Although she may seem like a cycling fanatic, Leana says it definitely didn’t start out that way.

“It all started when I participated in a race from Cairo to Cape Town by bicycle.

“The race was a crazy thing to do because I’m not really a cyclist. But when I finished, it made me realise that one could travel long distances by bike.

“I’ve been using the same bike, but I’ve replaced many parts. I’ve done 130 000km on it,” says Leana who has left bicycle tyre tracks in Egypt, Turkey, Vietnam, Pakistan, China, Cambodia and Brazil to name a few of the 70 countries she’s visited. Of all of them, India is her first love.

“I may settle in India. I’ve just flown back from there. I like the food, weather, and smells over there. It is everything people say it is. It’s dirty, busy, overpopulated, but there is a blanket of spirituality over the whole place,” says Leana.

Many may wonder how one can travel the world on a budget, but Leana has perfected the craft and says not worrying about accommodation does a lot to cut costs.

“I have a tent and I just stick it up everywhere, outside schools, churches, gas stations, anywhere. You don’t need a lot of money; you just need to live on a budget.

“I sold everything before I started, and I’ve been working with that. I always travel with all my belongings. My tent, camera, sleeping bag, laptop, clothes and cooker – everything I own in life I carry on my back, like a tortoise,” laughs Leana.

The best thing about travelling, she says, is the random acts of kindness by those who stopped her and offered her a place to stay or a drink of water.

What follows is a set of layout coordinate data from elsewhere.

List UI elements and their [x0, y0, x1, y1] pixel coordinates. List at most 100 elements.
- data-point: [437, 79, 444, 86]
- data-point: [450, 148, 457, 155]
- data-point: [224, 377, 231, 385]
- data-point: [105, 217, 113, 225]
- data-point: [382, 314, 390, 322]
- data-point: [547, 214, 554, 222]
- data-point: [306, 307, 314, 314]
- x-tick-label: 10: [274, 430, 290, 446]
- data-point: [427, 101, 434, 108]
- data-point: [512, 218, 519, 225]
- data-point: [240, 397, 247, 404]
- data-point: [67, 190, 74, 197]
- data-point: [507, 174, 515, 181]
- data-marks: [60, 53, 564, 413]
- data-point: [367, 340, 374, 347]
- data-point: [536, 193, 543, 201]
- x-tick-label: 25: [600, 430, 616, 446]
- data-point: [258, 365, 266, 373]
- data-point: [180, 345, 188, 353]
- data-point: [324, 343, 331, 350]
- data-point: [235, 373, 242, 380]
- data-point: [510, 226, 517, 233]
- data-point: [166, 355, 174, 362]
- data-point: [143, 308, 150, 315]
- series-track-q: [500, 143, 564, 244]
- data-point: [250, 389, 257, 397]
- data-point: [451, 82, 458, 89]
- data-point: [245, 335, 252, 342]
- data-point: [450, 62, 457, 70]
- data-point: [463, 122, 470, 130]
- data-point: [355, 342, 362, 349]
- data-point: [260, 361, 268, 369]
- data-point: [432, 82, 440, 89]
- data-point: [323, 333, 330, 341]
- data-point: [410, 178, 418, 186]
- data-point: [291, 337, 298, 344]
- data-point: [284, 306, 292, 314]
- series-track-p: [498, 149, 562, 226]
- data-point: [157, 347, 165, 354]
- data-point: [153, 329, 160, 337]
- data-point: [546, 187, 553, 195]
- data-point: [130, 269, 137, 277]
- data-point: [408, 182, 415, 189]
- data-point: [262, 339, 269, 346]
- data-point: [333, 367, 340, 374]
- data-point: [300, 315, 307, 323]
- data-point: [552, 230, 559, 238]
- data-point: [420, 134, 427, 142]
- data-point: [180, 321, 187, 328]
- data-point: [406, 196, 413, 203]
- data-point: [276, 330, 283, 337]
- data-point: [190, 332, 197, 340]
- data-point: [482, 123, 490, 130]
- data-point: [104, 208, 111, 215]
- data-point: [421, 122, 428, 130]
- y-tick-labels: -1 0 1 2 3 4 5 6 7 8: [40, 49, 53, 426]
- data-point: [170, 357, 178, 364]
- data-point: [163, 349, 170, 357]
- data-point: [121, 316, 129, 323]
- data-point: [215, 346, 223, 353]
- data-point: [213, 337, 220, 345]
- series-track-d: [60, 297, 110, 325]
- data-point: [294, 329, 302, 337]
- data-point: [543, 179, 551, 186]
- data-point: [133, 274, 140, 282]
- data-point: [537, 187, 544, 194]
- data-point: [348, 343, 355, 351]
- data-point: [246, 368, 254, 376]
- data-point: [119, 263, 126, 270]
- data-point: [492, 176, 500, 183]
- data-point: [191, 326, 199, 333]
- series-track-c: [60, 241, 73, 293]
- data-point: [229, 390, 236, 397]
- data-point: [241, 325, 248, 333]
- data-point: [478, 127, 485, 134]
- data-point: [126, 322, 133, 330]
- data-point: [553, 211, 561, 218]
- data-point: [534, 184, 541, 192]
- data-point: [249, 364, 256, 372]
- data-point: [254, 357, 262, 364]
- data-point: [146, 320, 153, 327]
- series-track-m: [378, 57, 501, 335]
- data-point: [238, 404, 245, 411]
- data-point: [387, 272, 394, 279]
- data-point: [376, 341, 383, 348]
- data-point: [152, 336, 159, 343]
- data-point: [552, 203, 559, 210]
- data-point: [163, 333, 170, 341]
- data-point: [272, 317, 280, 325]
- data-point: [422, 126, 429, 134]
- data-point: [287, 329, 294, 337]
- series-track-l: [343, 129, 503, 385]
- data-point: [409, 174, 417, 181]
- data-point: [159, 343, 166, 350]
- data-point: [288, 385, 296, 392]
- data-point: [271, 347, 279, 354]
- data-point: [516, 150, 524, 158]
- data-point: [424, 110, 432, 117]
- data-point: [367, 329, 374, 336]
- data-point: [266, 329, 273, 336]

“When you travel by bicycle, it invites people to talk to you. I get stopped by people who give me water or cold drinks, or I walk into a store to buy something and they tell me it’s already paid for.”

As for bad experiences along the way, she says she hasn’t had any apart from bad weather in Patagonia, which rendered her incapable of cycling to shelter.

“In Patagonia the wind blows at 120km per hour, and it blew me off my bicycle three times. The next town was 250km away. I just had to wait it out, just me and lamas,” laughs Leana, recalling the memory.

Leana has no plans to slam on the brakes anytime soon and still hopes to explore Japan, Europe and the Baltic countries once she has secured the necessary visas.

“If I wake up tomorrow morning and don’t feel like it, I’ll stop. But my bucket list is only getting longer, not shorter,” says Leana with glistening eyes.